• International Enforcement in a Global Economy

    International economic activity involving multiple regulatory jurisdictions has increased significantly in recent decades. Between 1960 and 2009, imports of goods and services as a percentage of the global gross domestic product (GDP) have more than doubled.

    International Enforcement in a Global Economy

    Together, the United States and European Union economies account for more than half of the world’s GDP. In addition, cross-country corporate mergers as a percentage of total worldwide mergers have risen from 30% in 1998 to 45% in 2007.

    This cross-border economic activity has spurred the creation of more fully developed antitrust policies and an increase in enforcement. Will domestic policy makers be tempted to use antitrust enforcement as a back door to protectionism? Are policies across jurisdictions naturally converging, or does enforcement differ for domestic and foreign firms?

    Edward Snyder, dean of the Yale School of Management, and Analysis Group President Pierre Cremieux explored these issues in a recent study, "Global Antitrust Enforcement: An Empirical Assessment of the Influence of Protectionism."

    Professor Snyder and Dr. Cremieux posit that antitrust authorities may exhibit three possible approaches to enforcement (see right). They analyzed how EU and US antitrust authorities enforced anti-cartel laws from 1994 through 2012. They studied instances in which firms sold the same product lines in both jurisdictions, and examined the pattern of fines imposed to test whether the approach to enforcement was neutral, protectionist, or domestic. The authors found a surprisingly low level of overlap in enforcement across jurisdictions; most firms fined in one jurisdiction were not fined in the other.

    They also found that authorities in both the European Union and United States are somewhat more likely to fine domestic rather than foreign firms. Furthermore, they discovered that EU authorities impose higher fines on EU firms, while US authorities impose higher fines on non-US firms.

    The authors conclude that their results provide little support for the notion that antitrust enforcement of cartels has yielded to protectionism. The United States is less likely to fine foreign than domestic firms, but when it does, those fines are significantly larger. By contrast, the European Union is unambiguously domestically focused, with EU firms both more likely to be fined and to receive larger fines than their foreign counterparts.

  • “It is clear that domestic firms are more likely to be investigated by their own authority than by the foreign jurisdiction.”

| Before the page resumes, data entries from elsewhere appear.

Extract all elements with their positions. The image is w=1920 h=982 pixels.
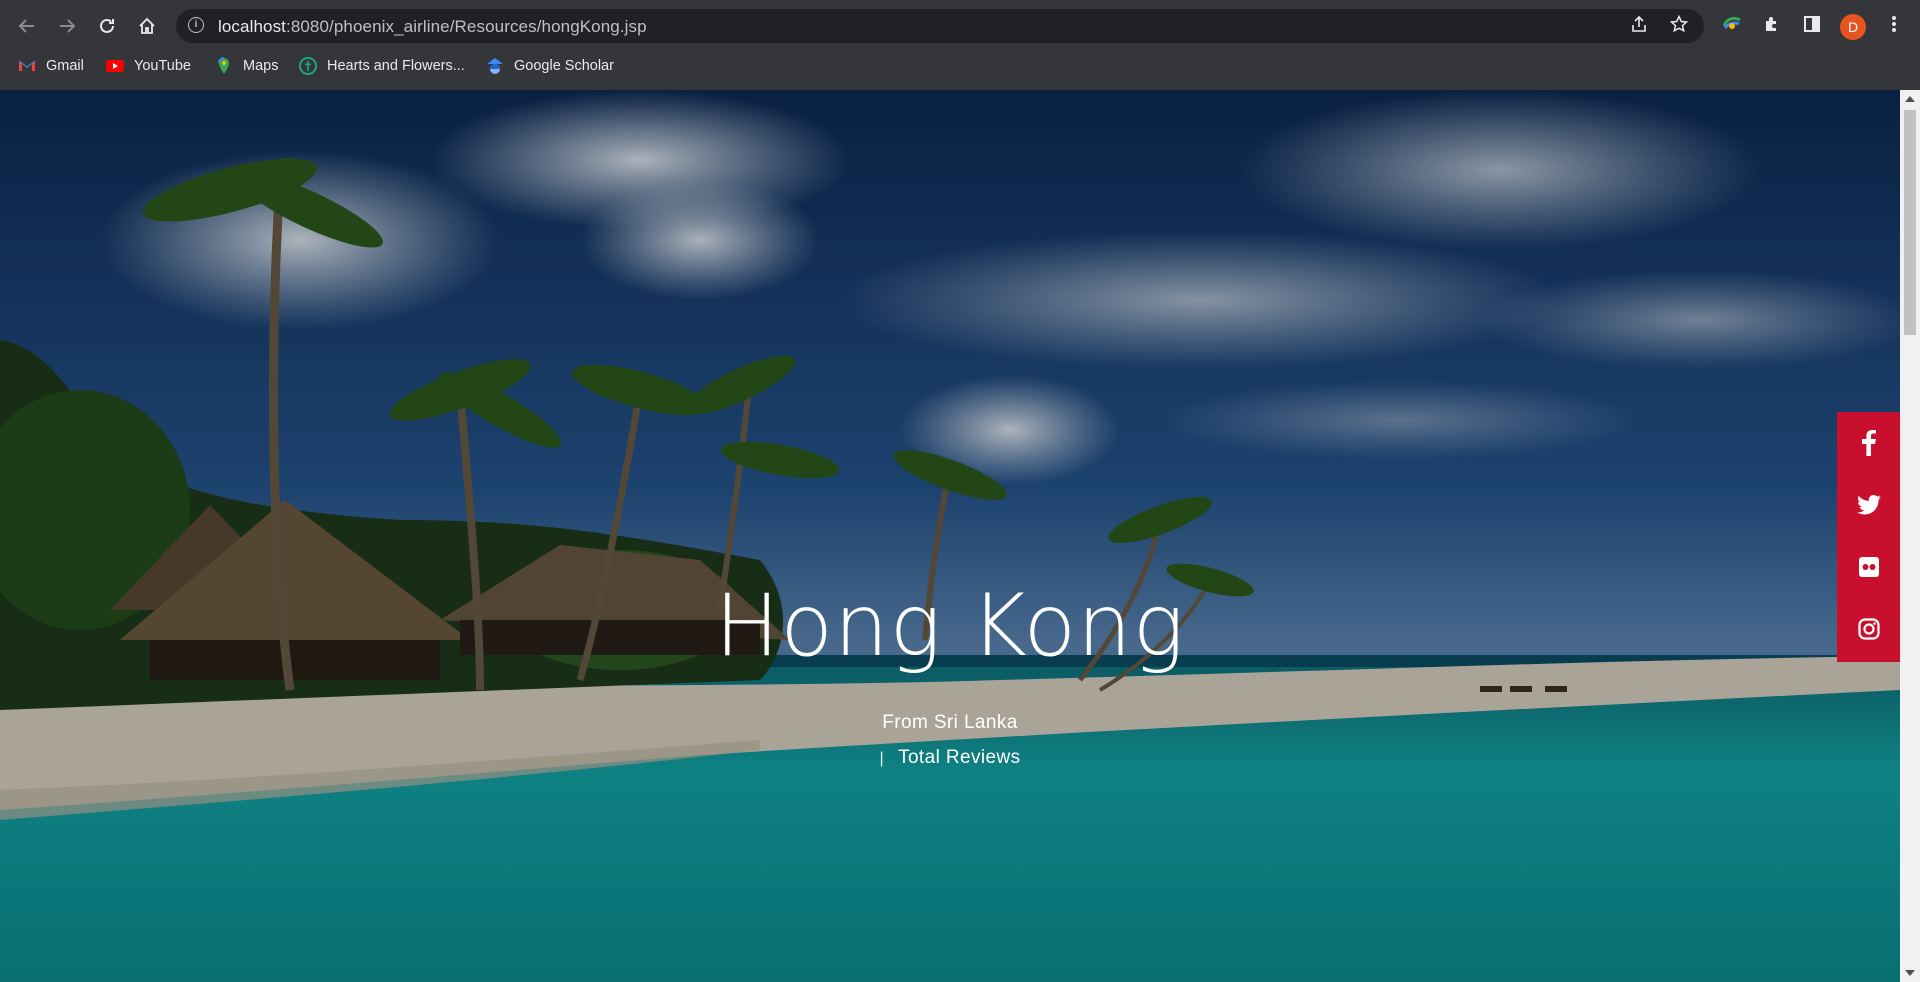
bookmark-gmail[interactable]: Gmail bbox=[18, 57, 84, 75]
twitter-icon bbox=[1856, 495, 1881, 515]
hero-title: Hong Kong bbox=[714, 576, 1186, 676]
hero-section: Hong Kong From Sri Lanka | Total Reviews bbox=[0, 90, 1900, 982]
scrollbar-thumb[interactable] bbox=[1904, 110, 1916, 335]
page-viewport: Hong Kong From Sri Lanka | Total Reviews bbox=[0, 90, 1900, 982]
flickr-icon bbox=[1858, 557, 1879, 577]
bookmarks-bar: Gmail YouTube Maps Hearts and Flowers...… bbox=[0, 54, 1920, 80]
reviews-separator: | bbox=[879, 750, 885, 767]
facebook-link[interactable] bbox=[1837, 412, 1900, 474]
scroll-up-arrow-icon[interactable] bbox=[1905, 96, 1915, 102]
forward-arrow-icon bbox=[60, 19, 76, 33]
bookmark-hearts-flowers[interactable]: Hearts and Flowers... bbox=[299, 57, 465, 75]
share-icon[interactable] bbox=[1630, 15, 1648, 39]
google-scholar-icon bbox=[487, 58, 503, 74]
hero-origin: From Sri Lanka bbox=[882, 712, 1018, 733]
social-sidebar bbox=[1837, 412, 1900, 662]
bookmark-label: Gmail bbox=[46, 58, 84, 74]
forward-button[interactable] bbox=[53, 12, 81, 40]
bookmark-label: Maps bbox=[243, 58, 279, 74]
hero-dark-overlay bbox=[0, 90, 1900, 982]
instagram-link[interactable] bbox=[1837, 598, 1900, 660]
reload-button[interactable] bbox=[93, 12, 121, 40]
flickr-link[interactable] bbox=[1837, 536, 1900, 598]
hearts-flowers-icon bbox=[299, 57, 317, 75]
instagram-icon bbox=[1857, 618, 1880, 640]
home-icon bbox=[139, 17, 155, 34]
bookmark-maps[interactable]: Maps bbox=[215, 57, 278, 75]
bookmark-star-icon[interactable] bbox=[1669, 14, 1689, 39]
bookmark-label: YouTube bbox=[134, 58, 191, 74]
hero-reviews: | Total Reviews bbox=[0, 747, 1900, 769]
maps-icon bbox=[218, 57, 229, 74]
facebook-icon bbox=[1861, 430, 1876, 456]
bookmark-label: Google Scholar bbox=[514, 58, 614, 74]
back-arrow-icon bbox=[18, 19, 34, 33]
back-button[interactable] bbox=[13, 12, 41, 40]
browser-toolbar: i localhost:8080/phoenix_airline/Resourc… bbox=[0, 8, 1920, 44]
scroll-down-arrow-icon[interactable] bbox=[1905, 970, 1915, 976]
extension-colorful-icon[interactable] bbox=[1720, 12, 1744, 36]
reload-icon bbox=[100, 18, 114, 33]
profile-avatar[interactable]: D bbox=[1840, 14, 1866, 40]
gmail-icon bbox=[18, 60, 36, 71]
extensions-puzzle-icon[interactable] bbox=[1760, 12, 1784, 36]
bookmark-google-scholar[interactable]: Google Scholar bbox=[486, 57, 614, 75]
home-button[interactable] bbox=[133, 12, 161, 40]
side-panel-icon[interactable] bbox=[1800, 12, 1824, 36]
youtube-icon bbox=[106, 60, 124, 72]
twitter-link[interactable] bbox=[1837, 474, 1900, 536]
browser-chrome: i localhost:8080/phoenix_airline/Resourc… bbox=[0, 0, 1920, 90]
page-scrollbar[interactable] bbox=[1900, 90, 1920, 982]
address-url[interactable]: localhost:8080/phoenix_airline/Resources… bbox=[218, 17, 647, 37]
reviews-label: Total Reviews bbox=[898, 747, 1021, 768]
bookmark-label: Hearts and Flowers... bbox=[327, 58, 465, 74]
address-bar[interactable]: i localhost:8080/phoenix_airline/Resourc… bbox=[176, 9, 1704, 43]
menu-kebab-icon[interactable] bbox=[1882, 12, 1906, 36]
site-info-icon[interactable]: i bbox=[188, 17, 204, 33]
bookmark-youtube[interactable]: YouTube bbox=[106, 57, 191, 75]
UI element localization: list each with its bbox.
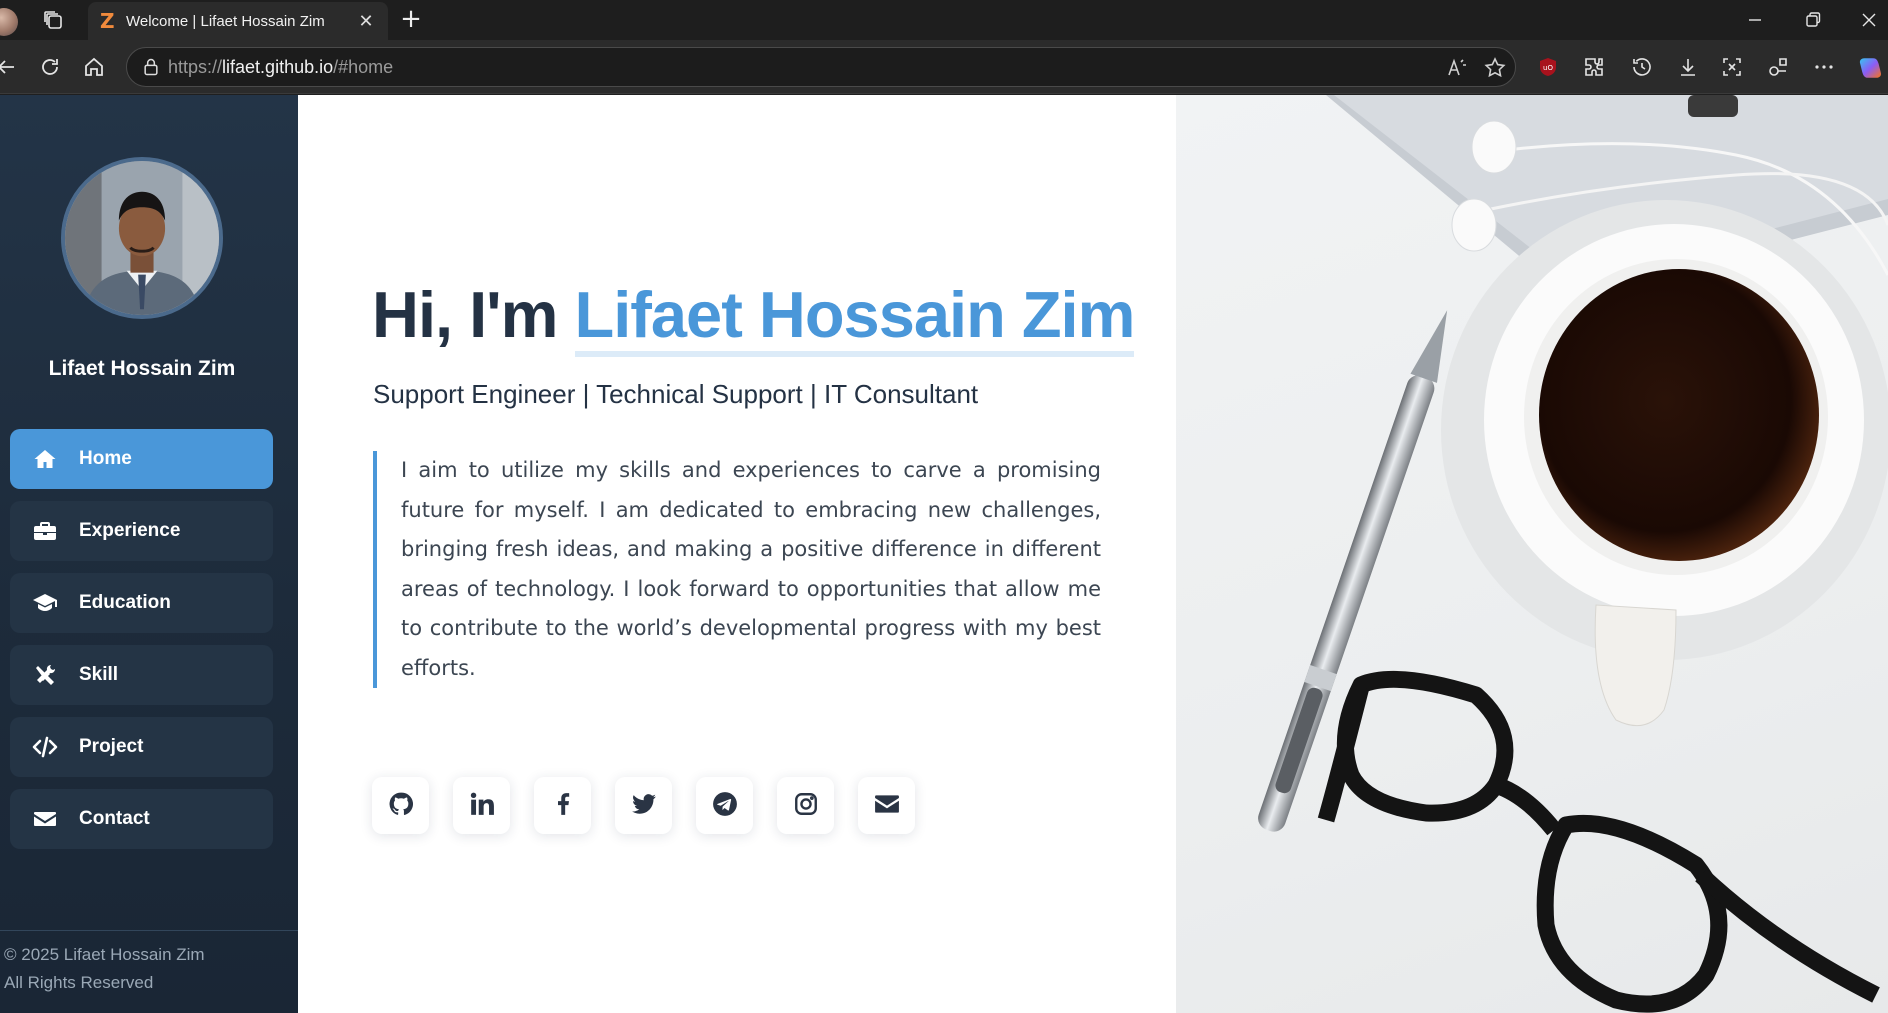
- refresh-icon[interactable]: [38, 55, 62, 79]
- read-aloud-icon[interactable]: [1445, 56, 1469, 80]
- greeting-prefix: Hi, I'm: [372, 278, 558, 351]
- close-tab-icon[interactable]: ✕: [356, 11, 376, 32]
- address-bar[interactable]: https://lifaet.github.io/#home: [126, 47, 1516, 87]
- github-icon: [388, 791, 414, 821]
- web-page: Lifaet Hossain Zim Home Experience Educa…: [0, 95, 1888, 1013]
- instagram-icon: [793, 791, 819, 821]
- minimize-icon[interactable]: [1742, 8, 1768, 32]
- github-link[interactable]: [372, 777, 429, 834]
- facebook-icon: [550, 791, 576, 821]
- screenshot-icon[interactable]: [1720, 55, 1744, 79]
- telegram-icon: [712, 791, 738, 821]
- lock-icon[interactable]: [141, 57, 161, 77]
- url-domain: lifaet.github.io: [222, 57, 334, 77]
- new-tab-icon[interactable]: +: [398, 6, 424, 32]
- browser-tab-bar: Z Welcome | Lifaet Hossain Zim ✕ +: [0, 0, 1888, 40]
- sidebar-nav: Home Experience Education Skill Project …: [10, 429, 273, 861]
- nav-label: Contact: [79, 808, 150, 829]
- sidebar: Lifaet Hossain Zim Home Experience Educa…: [0, 95, 298, 1013]
- url-scheme: https://: [168, 57, 223, 77]
- close-window-icon[interactable]: [1856, 8, 1882, 32]
- back-icon[interactable]: [0, 55, 18, 79]
- social-links: [372, 777, 939, 834]
- instagram-link[interactable]: [777, 777, 834, 834]
- twitter-icon: [631, 791, 657, 821]
- envelope-icon: [31, 807, 59, 831]
- desk-photo: [1176, 95, 1888, 1013]
- sidebar-footer: © 2025 Lifaet Hossain Zim All Rights Res…: [0, 930, 298, 1007]
- nav-item-education[interactable]: Education: [10, 573, 273, 633]
- briefcase-icon: [31, 519, 59, 543]
- rights-text: All Rights Reserved: [4, 973, 154, 992]
- more-icon[interactable]: [1812, 55, 1836, 79]
- history-icon[interactable]: [1630, 55, 1654, 79]
- hero-section: Hi, I'm Lifaet Hossain Zim Support Engin…: [298, 95, 1176, 1013]
- greeting-name: Lifaet Hossain Zim: [574, 278, 1135, 357]
- nav-label: Education: [79, 592, 171, 613]
- workspaces-icon[interactable]: [42, 9, 66, 33]
- browser-tab-active[interactable]: Z Welcome | Lifaet Hossain Zim ✕: [88, 2, 388, 40]
- nav-label: Project: [79, 736, 144, 757]
- twitter-link[interactable]: [615, 777, 672, 834]
- nav-label: Home: [79, 448, 132, 469]
- restore-icon[interactable]: [1800, 8, 1826, 32]
- site-favicon-icon: Z: [100, 9, 115, 33]
- nav-label: Skill: [79, 664, 119, 685]
- nav-item-project[interactable]: Project: [10, 717, 273, 777]
- hero-heading: Hi, I'm Lifaet Hossain Zim: [372, 277, 1135, 357]
- copyright-text: © 2025 Lifaet Hossain Zim: [4, 945, 205, 964]
- telegram-link[interactable]: [696, 777, 753, 834]
- email-link[interactable]: [858, 777, 915, 834]
- sidebar-name: Lifaet Hossain Zim: [48, 357, 236, 380]
- graduation-cap-icon: [31, 591, 59, 615]
- nav-item-skill[interactable]: Skill: [10, 645, 273, 705]
- extensions-icon[interactable]: [1582, 55, 1606, 79]
- hero-role: Support Engineer | Technical Support | I…: [373, 379, 979, 409]
- tools-icon: [31, 663, 59, 687]
- nav-item-experience[interactable]: Experience: [10, 501, 273, 561]
- browser-toolbar: https://lifaet.github.io/#home uO: [0, 40, 1888, 94]
- linkedin-link[interactable]: [453, 777, 510, 834]
- favorite-icon[interactable]: [1483, 56, 1507, 80]
- email-icon: [874, 791, 900, 821]
- linkedin-icon: [469, 791, 495, 821]
- home-icon[interactable]: [82, 55, 106, 79]
- hero-about: I aim to utilize my skills and experienc…: [373, 451, 1101, 688]
- home-icon: [31, 447, 59, 471]
- profile-avatar[interactable]: [0, 8, 18, 36]
- collections-icon[interactable]: [1766, 55, 1790, 79]
- facebook-link[interactable]: [534, 777, 591, 834]
- profile-photo: [61, 157, 223, 319]
- nav-item-home[interactable]: Home: [10, 429, 273, 489]
- copilot-icon[interactable]: [1858, 55, 1882, 79]
- code-icon: [31, 735, 59, 759]
- url-text[interactable]: https://lifaet.github.io/#home: [168, 57, 393, 78]
- ublock-icon[interactable]: uO: [1536, 55, 1560, 79]
- nav-label: Experience: [79, 520, 181, 541]
- tab-title: Welcome | Lifaet Hossain Zim: [126, 12, 325, 30]
- download-icon[interactable]: [1676, 55, 1700, 79]
- svg-text:uO: uO: [1543, 64, 1553, 72]
- nav-item-contact[interactable]: Contact: [10, 789, 273, 849]
- url-path: /#home: [333, 57, 394, 77]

    — Edward Snyder, Dean, Yale School of Management

  • As a possible explanation for the European Union’s more aggressive domestic focus, Professor Snyder and Dr. Cremieux note that EU antitrust policies are relatively new compared with those in the United States. U.S. firms have been regulated by antitrust policy for more than a century – since the passage of the Sherman Act in 1890 – while the foundations of EU antitrust enforcement date back only to 1957, and the emergence of cartel enforcement to 1986. ■

    Notes:

    Fines by the U.S. Department of Justice are levied under Section 1 of the Sherman Act (Anti-Competitive Agreements). Fines by the EU European Commission are levied under Article 101 (formerly Article 81, Anti-Competitive Agreements).